¿Saben si el premio Nobel de literatura tiene himno? Si no lo tiene, me permito sugerir el famoso “antes muerta que sencilla” de la cantante María Isabel. Me explico: una vez más, este año el galardón fue a parar a un escritor de lectura, digamos, complicadita. Pero antes de continuar escribiendo sobre László Krasznahorkai permítanme hacer un inciso para hablar del escritor Philip Roth. He leído la gran mayoría de su obra literaria y, sin embargo (y siendo sincero), no alcanzo a comprender por qué sus novelas me gustan tanto.
Me he dado cuenta de una cosa: cuando se trata de literatura, solo pienso en leer. Quizás debería cambiar de enfoque. Puede que no solo debiera dedicar tiempo a leer literatura, sino también debería dedicar tiempo a pensarla y a estudiarla. Eso tal vez me permitiría, por ejemplo, averiguar por qué Philip Roth me engancha tanto.
Vuelvo, ahora sí, a László Krasznahorkai. Acabo de leer su libro Relaciones misericordiosas, compuesto, a su vez, por una serie de relatos. El primero de los cuales se titula ‘El último barco’. No podría haber encontrado una mejor introducción a la obra del flamante premio Nobel. Ya que, en este relato, encuentro todos los elementos característicos de Krasznahorkai. Se trata de un texto apocalíptico en el que el lector es sumergido en el desasosiego y en una profunda incomprensión. Quizás lo único que arroje un poco de luz a ese relato es su frase final: “Mirad, aquello era Hungría”.

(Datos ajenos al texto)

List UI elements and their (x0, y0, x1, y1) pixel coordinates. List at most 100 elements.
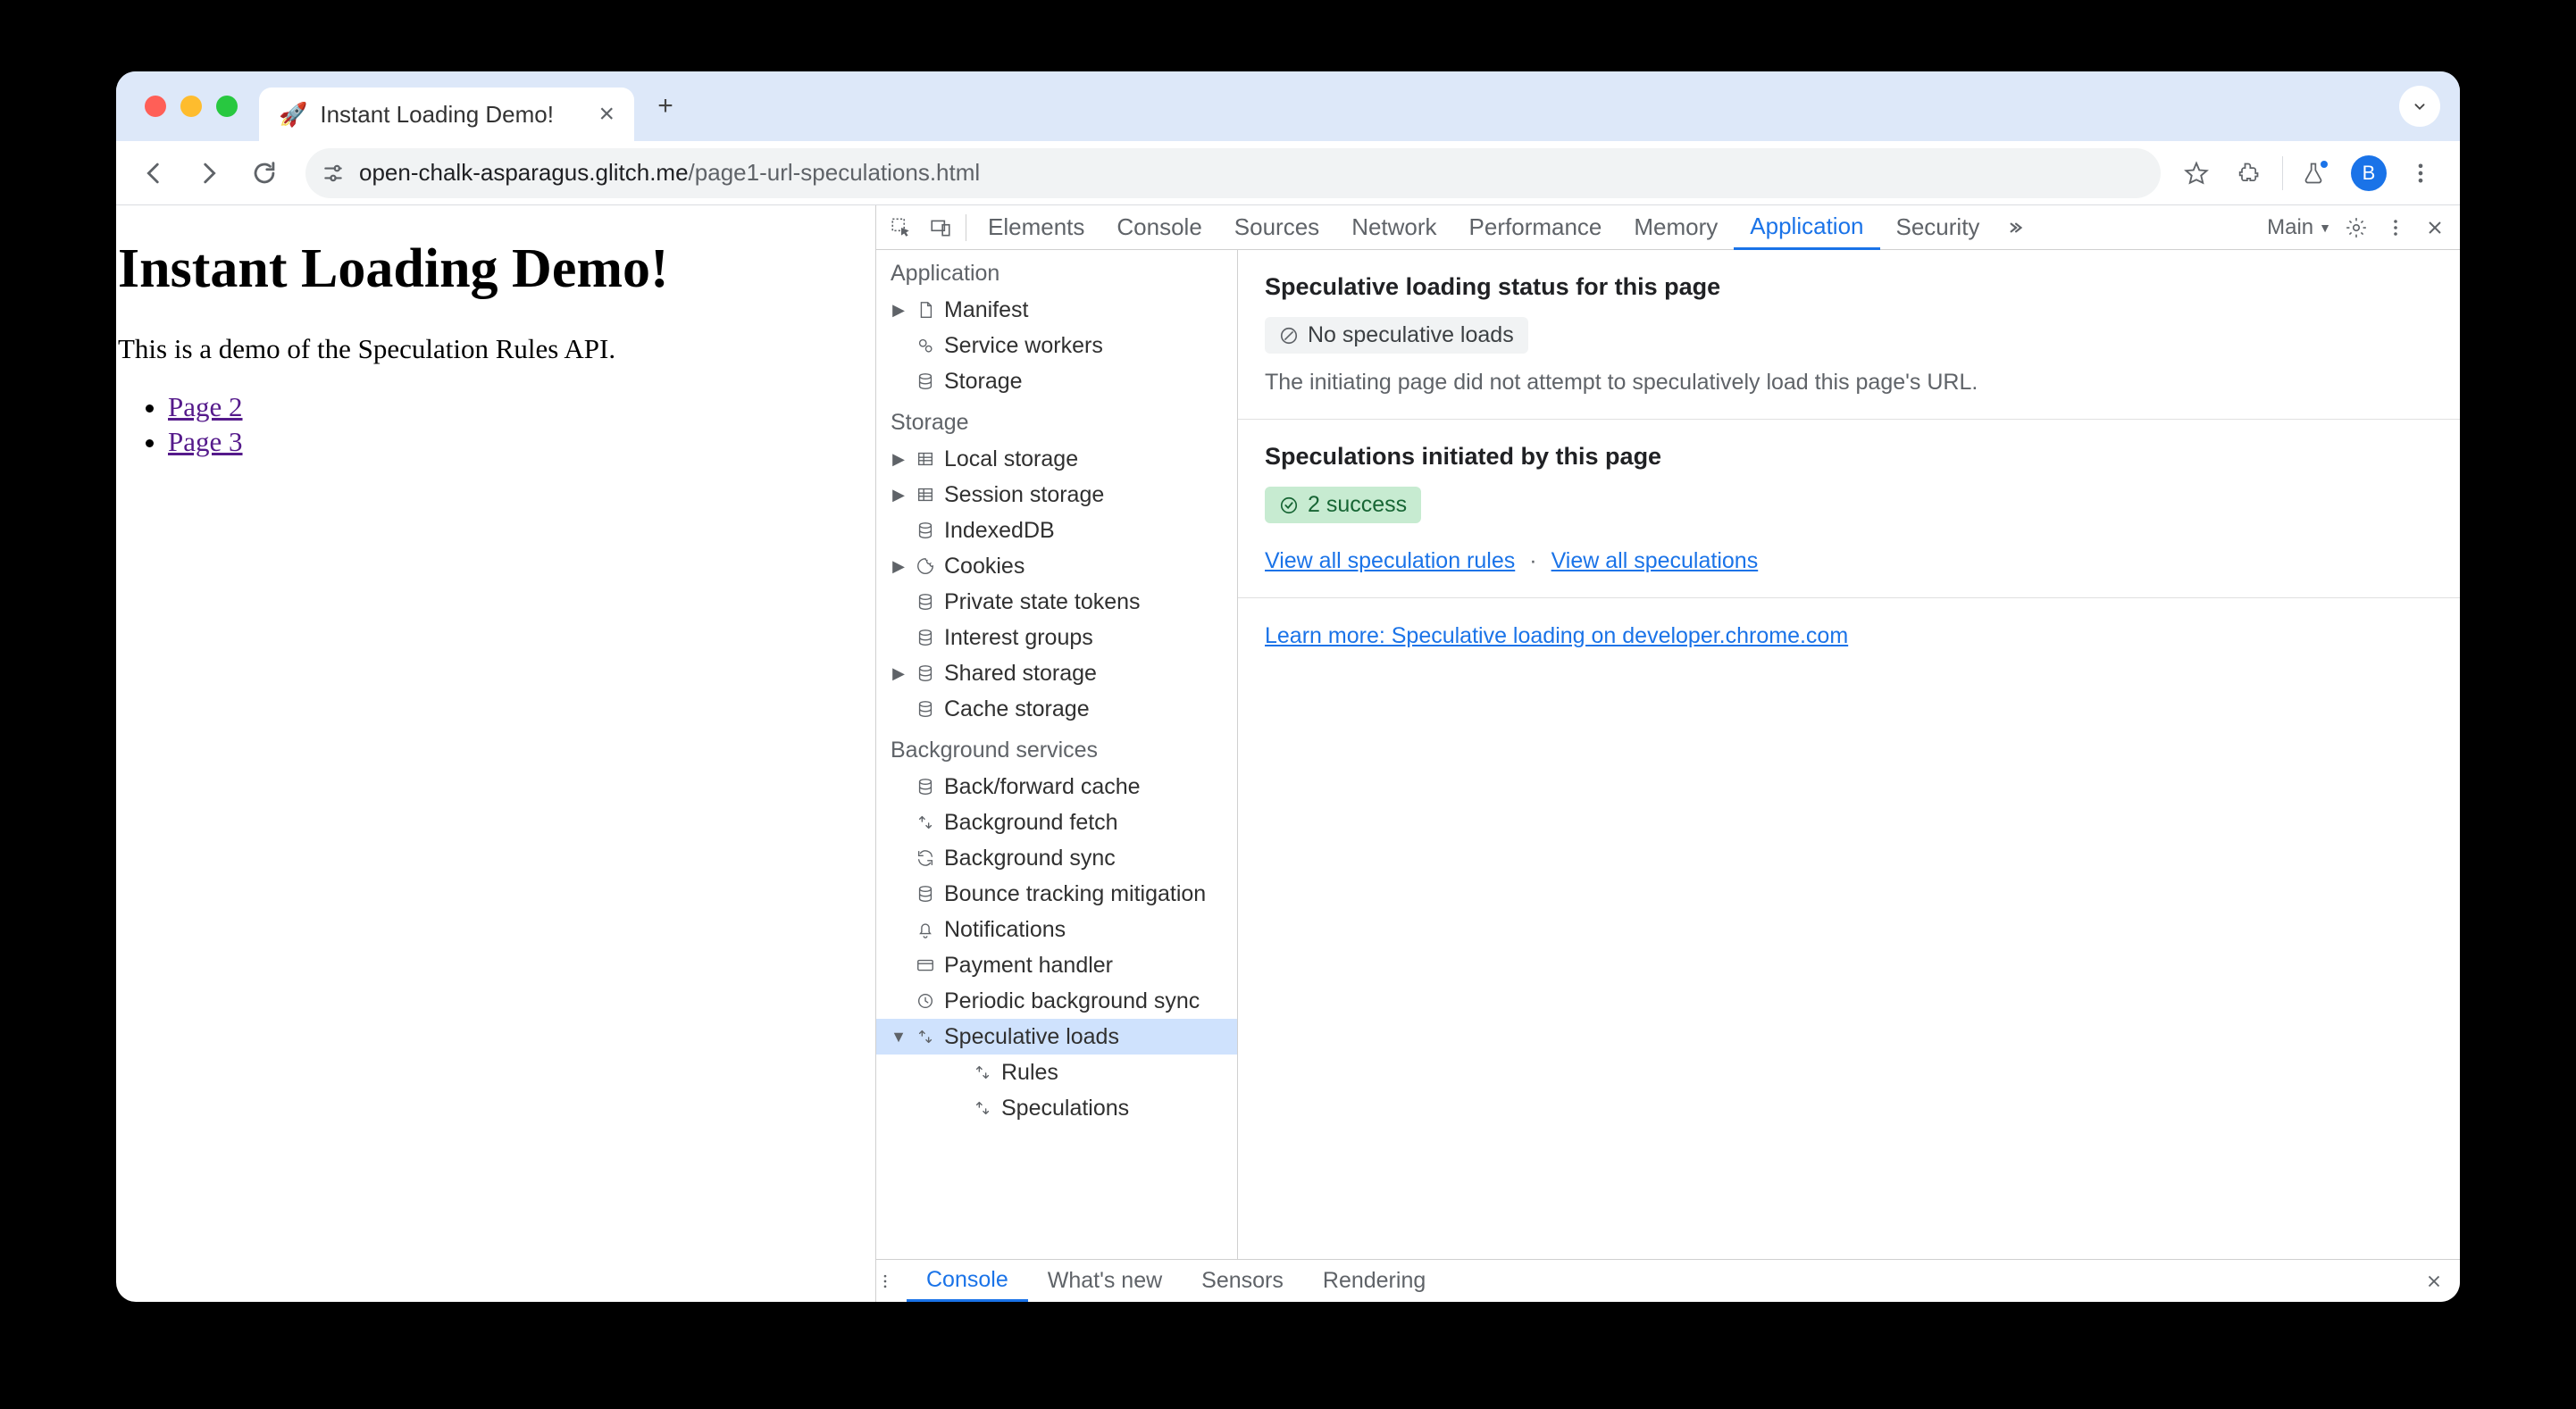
page-link[interactable]: Page 2 (168, 391, 243, 422)
sidebar-item[interactable]: ▶Cookies (876, 548, 1237, 584)
drawer-tab-sensors[interactable]: Sensors (1182, 1260, 1303, 1302)
drawer-tab-console[interactable]: Console (907, 1260, 1028, 1302)
sidebar-item-label: Session storage (944, 482, 1104, 508)
window-controls (127, 96, 259, 117)
sidebar-item[interactable]: Storage (876, 363, 1237, 399)
close-devtools-icon[interactable] (2415, 217, 2455, 238)
reload-button[interactable] (241, 150, 288, 196)
sidebar-item-label: Local storage (944, 446, 1078, 472)
devtools-tab-network[interactable]: Network (1335, 205, 1452, 249)
drawer-menu-icon[interactable] (876, 1272, 907, 1290)
device-toolbar-icon[interactable] (921, 216, 960, 239)
status-heading: Speculative loading status for this page (1265, 273, 2433, 301)
forward-button[interactable] (186, 150, 232, 196)
sidebar-item[interactable]: ▶Manifest (876, 292, 1237, 328)
devtools-panel: Elements Console Sources Network Perform… (875, 205, 2460, 1302)
extensions-icon[interactable] (2230, 155, 2266, 191)
devtools-tab-sources[interactable]: Sources (1218, 205, 1335, 249)
initiated-heading: Speculations initiated by this page (1265, 443, 2433, 471)
devtools-tabstrip: Elements Console Sources Network Perform… (876, 205, 2460, 250)
profile-avatar[interactable]: B (2351, 155, 2387, 191)
devtools-tab-security[interactable]: Security (1880, 205, 1996, 249)
maximize-window-button[interactable] (216, 96, 238, 117)
sidebar-item[interactable]: Service workers (876, 328, 1237, 363)
sidebar-item-label: Background fetch (944, 810, 1118, 836)
settings-icon[interactable] (2337, 216, 2376, 239)
sidebar-item[interactable]: ▼Speculative loads (876, 1019, 1237, 1055)
sidebar-item[interactable]: Rules (876, 1055, 1237, 1090)
devtools-tab-application[interactable]: Application (1734, 206, 1879, 250)
tab-overflow-button[interactable] (2399, 86, 2440, 127)
tab-title: Instant Loading Demo! (320, 101, 554, 129)
expand-arrow-icon: ▶ (891, 486, 907, 504)
expand-arrow-icon: ▶ (891, 557, 907, 576)
page-link-list: Page 2 Page 3 (116, 390, 875, 460)
tab-strip: 🚀 Instant Loading Demo! × + (116, 71, 2460, 141)
close-window-button[interactable] (145, 96, 166, 117)
sidebar-item[interactable]: Cache storage (876, 691, 1237, 727)
sidebar-item[interactable]: ▶ Session storage (876, 477, 1237, 513)
sidebar-item[interactable]: IndexedDB (876, 513, 1237, 548)
list-item: Page 3 (168, 425, 875, 460)
devtools-main: Speculative loading status for this page… (1238, 250, 2460, 1259)
sidebar-item[interactable]: ▶Shared storage (876, 655, 1237, 691)
sidebar-item-label: IndexedDB (944, 518, 1055, 544)
grid-icon (914, 449, 937, 469)
browser-window: 🚀 Instant Loading Demo! × + open-chalk-a… (116, 71, 2460, 1302)
view-rules-link[interactable]: View all speculation rules (1265, 548, 1515, 574)
sidebar-item[interactable]: Interest groups (876, 620, 1237, 655)
sidebar-item[interactable]: Background fetch (876, 805, 1237, 840)
drawer-tab-whatsnew[interactable]: What's new (1028, 1260, 1182, 1302)
devtools-menu-icon[interactable] (2376, 217, 2415, 238)
sidebar-section-label: Storage (876, 399, 1237, 441)
status-pill: No speculative loads (1265, 317, 1528, 354)
devtools-tab-elements[interactable]: Elements (972, 205, 1100, 249)
sidebar-item[interactable]: Back/forward cache (876, 769, 1237, 805)
labs-icon[interactable] (2299, 155, 2335, 191)
sidebar-item[interactable]: Speculations (876, 1090, 1237, 1126)
close-tab-icon[interactable]: × (598, 99, 615, 129)
new-tab-button[interactable]: + (648, 89, 682, 123)
page-link[interactable]: Page 3 (168, 426, 243, 457)
sidebar-item-label: Manifest (944, 297, 1028, 323)
sidebar-item-label: Private state tokens (944, 589, 1141, 615)
devtools-tab-memory[interactable]: Memory (1618, 205, 1734, 249)
inspect-element-icon[interactable] (882, 216, 921, 239)
page-heading: Instant Loading Demo! (116, 238, 875, 301)
devtools-sidebar: Application▶ManifestService workersStora… (876, 250, 1238, 1259)
sidebar-item[interactable]: Notifications (876, 912, 1237, 947)
bookmark-icon[interactable] (2179, 155, 2214, 191)
sidebar-item-label: Payment handler (944, 953, 1113, 979)
sidebar-section-label: Background services (876, 727, 1237, 769)
status-block: Speculative loading status for this page… (1238, 250, 2460, 420)
devtools-tab-console[interactable]: Console (1100, 205, 1217, 249)
sidebar-item-label: Speculative loads (944, 1024, 1119, 1050)
menu-icon[interactable] (2403, 155, 2438, 191)
sidebar-item-label: Back/forward cache (944, 774, 1141, 800)
sidebar-item[interactable]: ▶Local storage (876, 441, 1237, 477)
drawer-tab-rendering[interactable]: Rendering (1303, 1260, 1445, 1302)
more-tabs-icon[interactable] (1995, 216, 2035, 239)
learn-more-block: Learn more: Speculative loading on devel… (1238, 598, 2460, 672)
sidebar-item[interactable]: Payment handler (876, 947, 1237, 983)
site-settings-icon[interactable] (320, 160, 347, 187)
db-icon (914, 699, 937, 719)
frame-selector[interactable]: Main ▼ (2267, 215, 2337, 240)
sidebar-item[interactable]: Bounce tracking mitigation (876, 876, 1237, 912)
close-drawer-icon[interactable] (2424, 1271, 2460, 1291)
browser-tab[interactable]: 🚀 Instant Loading Demo! × (259, 88, 634, 141)
updown-icon (914, 1027, 937, 1046)
sidebar-item[interactable]: Periodic background sync (876, 983, 1237, 1019)
devtools-tab-performance[interactable]: Performance (1453, 205, 1618, 249)
sidebar-item[interactable]: Private state tokens (876, 584, 1237, 620)
address-bar[interactable]: open-chalk-asparagus.glitch.me/page1-url… (305, 148, 2161, 198)
learn-more-link[interactable]: Learn more: Speculative loading on devel… (1265, 623, 1848, 648)
separator-dot: · (1529, 548, 1536, 574)
minimize-window-button[interactable] (180, 96, 202, 117)
toolbar-right: B (2179, 155, 2446, 191)
updown-icon (971, 1063, 994, 1082)
sync-icon (914, 848, 937, 868)
sidebar-item[interactable]: Background sync (876, 840, 1237, 876)
back-button[interactable] (130, 150, 177, 196)
view-speculations-link[interactable]: View all speculations (1551, 548, 1759, 574)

A este texto le siguen otros: ‘Herman, el guardabosques’ es la historia de un guardabosques que se dedica a matar animales en un bosque. Un buen día “ve la luz” y entiende que matar animales está mal. Entonces decide vengarse por ello atacando a los miembros de la población en la que vive. Pero entonces se da cuenta de que, al fin y al cabo, él es quien mataba los animales, con lo cual vengarse de aquellos ciudadanos no tiene sentido… ‘En manos de barbero’ es una especie de re-escritura de la novela Crimen y castigo donde se plantea un final alternativo a la obra de Dostoievski.

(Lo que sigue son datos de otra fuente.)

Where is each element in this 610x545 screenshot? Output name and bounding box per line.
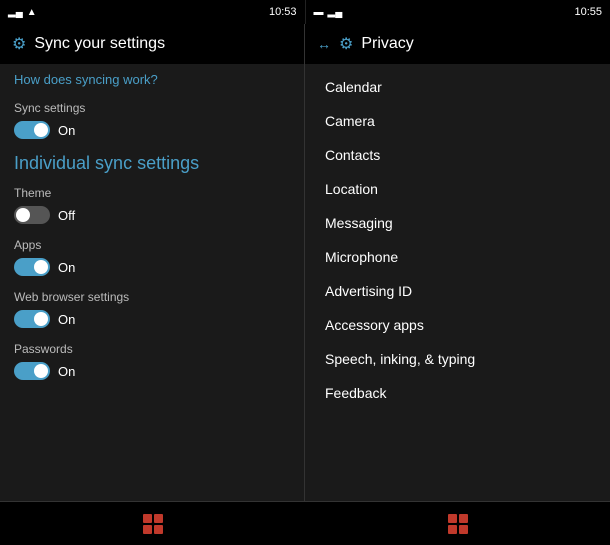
wifi-icon: ▲ [27, 7, 37, 18]
privacy-header: ↔ ⚙ Privacy [305, 24, 610, 64]
sync-gear-icon: ⚙ [12, 34, 26, 54]
privacy-item-microphone[interactable]: Microphone [305, 240, 610, 274]
left-taskbar [0, 501, 305, 545]
web-browser-label: Web browser settings [14, 290, 290, 304]
signal-icon: ▂▄ [8, 7, 23, 18]
win-quad-2 [154, 514, 163, 523]
sync-toggle-row: On [14, 121, 290, 139]
apps-toggle-label: On [58, 260, 75, 275]
privacy-items-list: Calendar Camera Contacts Location Messag… [305, 64, 610, 505]
web-browser-toggle-label: On [58, 312, 75, 327]
theme-toggle-label: Off [58, 208, 75, 223]
privacy-item-location[interactable]: Location [305, 172, 610, 206]
left-signal-icons: ▂▄ ▲ [8, 7, 37, 18]
passwords-label: Passwords [14, 342, 290, 356]
sync-content: How does syncing work? Sync settings On … [0, 64, 304, 505]
individual-sync-heading: Individual sync settings [14, 153, 290, 174]
r-win-quad-3 [448, 525, 457, 534]
r-win-quad-2 [459, 514, 468, 523]
theme-label: Theme [14, 186, 290, 200]
privacy-item-camera[interactable]: Camera [305, 104, 610, 138]
right-battery-icon: ▬ [314, 7, 324, 18]
sync-header: ⚙ Sync your settings [0, 24, 304, 64]
apps-label: Apps [14, 238, 290, 252]
sync-settings-label: Sync settings [14, 101, 290, 115]
privacy-item-messaging[interactable]: Messaging [305, 206, 610, 240]
web-browser-toggle-row: On [14, 310, 290, 328]
privacy-item-contacts[interactable]: Contacts [305, 138, 610, 172]
privacy-item-feedback[interactable]: Feedback [305, 376, 610, 410]
r-win-quad-4 [459, 525, 468, 534]
apps-toggle-thumb [34, 260, 48, 274]
right-signal-icon: ▂▄ [328, 7, 343, 18]
web-browser-toggle[interactable] [14, 310, 50, 328]
sync-toggle-thumb [34, 123, 48, 137]
privacy-panel: ↔ ⚙ Privacy Calendar Camera Contacts Loc… [305, 24, 610, 545]
left-time: 10:53 [269, 6, 297, 18]
how-syncing-link[interactable]: How does syncing work? [14, 72, 290, 87]
win-quad-3 [143, 525, 152, 534]
theme-toggle[interactable] [14, 206, 50, 224]
win-quad-4 [154, 525, 163, 534]
theme-toggle-row: Off [14, 206, 290, 224]
sync-settings-panel: ⚙ Sync your settings How does syncing wo… [0, 24, 305, 545]
main-panels: ⚙ Sync your settings How does syncing wo… [0, 24, 610, 545]
privacy-title: Privacy [361, 35, 413, 53]
privacy-item-accessory-apps[interactable]: Accessory apps [305, 308, 610, 342]
left-windows-button[interactable] [143, 514, 163, 534]
privacy-gear-icon: ⚙ [339, 34, 353, 54]
privacy-item-calendar[interactable]: Calendar [305, 70, 610, 104]
right-time: 10:55 [574, 6, 602, 18]
apps-toggle[interactable] [14, 258, 50, 276]
right-windows-button[interactable] [448, 514, 468, 534]
sync-title: Sync your settings [34, 35, 165, 53]
status-bar-row: ▂▄ ▲ 10:53 ▬ ▂▄ 10:55 [0, 0, 610, 24]
right-signal-icons: ▬ ▂▄ [314, 7, 343, 18]
left-status-bar: ▂▄ ▲ 10:53 [0, 0, 305, 24]
web-browser-toggle-thumb [34, 312, 48, 326]
privacy-arrow-icon: ↔ [317, 36, 331, 52]
privacy-item-speech[interactable]: Speech, inking, & typing [305, 342, 610, 376]
passwords-toggle[interactable] [14, 362, 50, 380]
passwords-toggle-label: On [58, 364, 75, 379]
apps-toggle-row: On [14, 258, 290, 276]
sync-toggle[interactable] [14, 121, 50, 139]
passwords-toggle-thumb [34, 364, 48, 378]
right-taskbar [305, 501, 610, 545]
privacy-item-advertising-id[interactable]: Advertising ID [305, 274, 610, 308]
right-status-bar: ▬ ▂▄ 10:55 [305, 0, 610, 24]
r-win-quad-1 [448, 514, 457, 523]
passwords-toggle-row: On [14, 362, 290, 380]
sync-toggle-label: On [58, 123, 75, 138]
win-quad-1 [143, 514, 152, 523]
theme-toggle-thumb [16, 208, 30, 222]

Los personajes del relato ‘Calor’ tienen miedo a algo, pero no saben a qué: “teníamos la sensación de saber sin duda algo más, aunque no entendíamos lo que sabíamos”, “confieso mi fastidio, pues tenía la sensación de que allí estaba la solución, quizás precisamente allí en mis manos, pero aun así no entendía nada de nada”. Esos miedos convierten a los personajes en seres peligrosos porque tratan de defenderse atacando aquello que temen. Pero como no saben lo que temen, su ataque es arbitrario, algo parecido a una caza de brujas.
‘El buscador de emisoras’ describe la resignación humillante que sufre un profesor ante los abusos provenientes de un secretario de pueblo que escribe con faltas de ortografía. Por último, ‘El final de un oficio’ describe las consecuencias de proyectar en otras personas nuestras propias creencias. El cuento nos presenta a unos personajes que se permiten juzgar a otros personajes creyendo que sus valores son mas válidos. (Releyendo esta última frase, mira tú por dónde, ya sé qué regalaré en Navidad a varios de mis familiares).
La lectura de László Krasznahorkai es misteriosa y surreal. Sus cuentos presentan personajes que nos sumergen en la inquietud y el desasosiego. En cualquier caso, sus textos aportan muchas más preguntas que respuestas… Pero la incomprensión en la que deliberadamente sumerge al lector este autor es siempre pertinente. Por ello, el leedor se ve frecuentemente obligado a detener la lectura, pensar e indagar hasta encontrarle el sentido oculto a lo que está leyendo.
Y ahora vuelvo a Philip Roth. László Krasznahorkai me ha hecho comprender que la literatura no solo hay que leerla, sino que también hay que pensarla. Pienso y pienso en por qué conecto tanto con Roth. Busco entre enciclopedias y me informo. Y releyendo su novela Elegía encuentro una frase, relativa a uno de sus personajes, que puede aclararme: “Si su pintura no se parecía a la de ninguna persona en la clase, no era solo por su distinción estilística, sino por la forma sentía y percibía las cosas”. Efectivamente, creo que el atractivo de Roth reside principalmente en su especial percepción de la realidad más importante. Philip Roth ofrece siempre una visión inteligente y originalísima de las grandes cuestiones y dilemas de la humanidad como son, entre otros muchos, la justicia, el amor o la muerte. Lo que pasa es que sus libros mezclan estos temas profundos con otros mundanos (sexo, vanidad…) y, por tanto, el lector puede no darse cuenta inicialmente de lo trascendente de su obra.
En conclusión, la obra de Roth, como la de László Krasznahorkai, y como todas, no solo hay que leerla. También hay que pensarla.